In order to achieve the above object, according to a third aspect of the present invention, there is provided a projection type color image display unit, which comprises:
first to third substrates each having an optical shutter;
at least one color separation circuit in each of said first to third substrates;
at least one digitalizing circuit in each of said first to third substrates;
at least one time-axis correction circuit in each of said first to third substrates; and
at least one comparing circuit (comparator) for comparing three signals with each other in each of said substrates;
wherein a signal corresponding to red which is outputted from said time-axis correction circuit in each of said first to third substrates is inputted to said comparator of said third substrate;
wherein a signal corresponding to green which is outputted from said time-axis correction circuit in each of said first to third substrates is inputted to said comparator of said second substrate; and
wherein a signal corresponding to blue which is outputted from said time-axis correction circuit in each of said first to third substrates is inputted to said comparator of said first substrate.
The projection type color image display unit according to the present invention is useful in case of applying to a structure in which an active matrix circuit, a peripheral drive circuit, a color separation circuit, an A/D circuit, a comparator circuit, a xcex3-correction circuit, a D/A circuit and so on are integrated on one substrate using thin-film transistors.
This is because, in the case where the respective circuits are integrated on the same substrate using the thin-film transistors, there are many cases in which the performance of the circuits is dispersed in the respective substrates, but, such dispersion can be suppressed with an employment of the above structure according to the present invention.
In other words, the signals processed in other substrates are compared and employed, thereby being capable of reducing the dispersion of the characteristics of the respective substrates.
In the present invention, various types of the comparators are proposed. For example, it may be a circuit for operating a mean value of three signals. Alternatively, it may be a circuit for outputting signals having two or more identical values among three signals, a circuit for operating a mean value of two values which are the closest among three signals, or the combination thereof.
In any cases, it may be employed a structure through which influence caused by the abnormal value can be reduced as much as possible when there is an abnormal value in three signals. For example, in the case of applying a mean value of three signals in the comparator, the S/N ratio (signal/noise ratio) becomes {square root over (3)} times.

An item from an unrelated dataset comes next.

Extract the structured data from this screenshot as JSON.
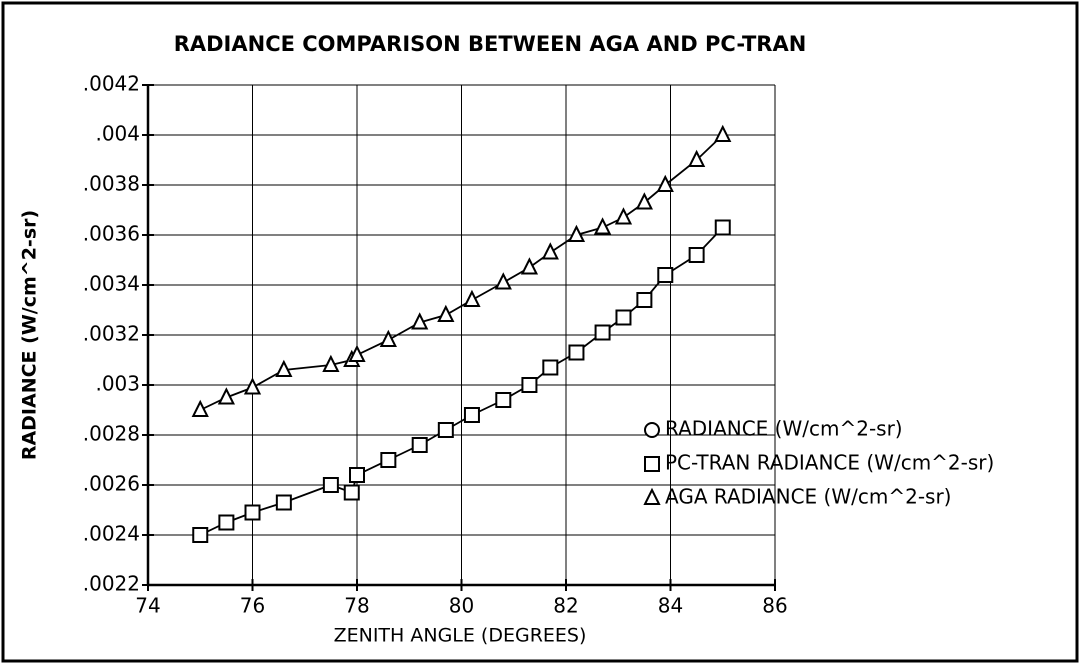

As is apparent from the above structures, in the present invention, the circuit can be structured by only three optical shutters, and the number of parts can thus be reduced to three at the maximum. Also, since the abnormal value can be reduced by the comparators, the noise or the operation failure is reduced.
Further according to a fourth aspect of the present invention, there is provided a projection type color display unit, which comprises:
N-substrates (N=3, 4, 5 . . . ) each having an optical shutter;
at least one color separation circuit in each of said substrates; and
at least one digitalizing circuit in each of said substrates;
wherein a common digital processing is conducted on all of said substrates; and
wherein a digitalized signal which is processed in one of said N-substrates is inputted to another one of said N-substrates.
A specific example of the above structure is shown in FIG. 1. In the structure shown in FIG. 1, A/D circuits which are one kind of the digital circuits are commonly arranged in all of three substrates (N=3) in such a manner that a common processing is conducted in all the A/D circuits.
Also, a signal which has been processed in one substrate is employed in all other substrates.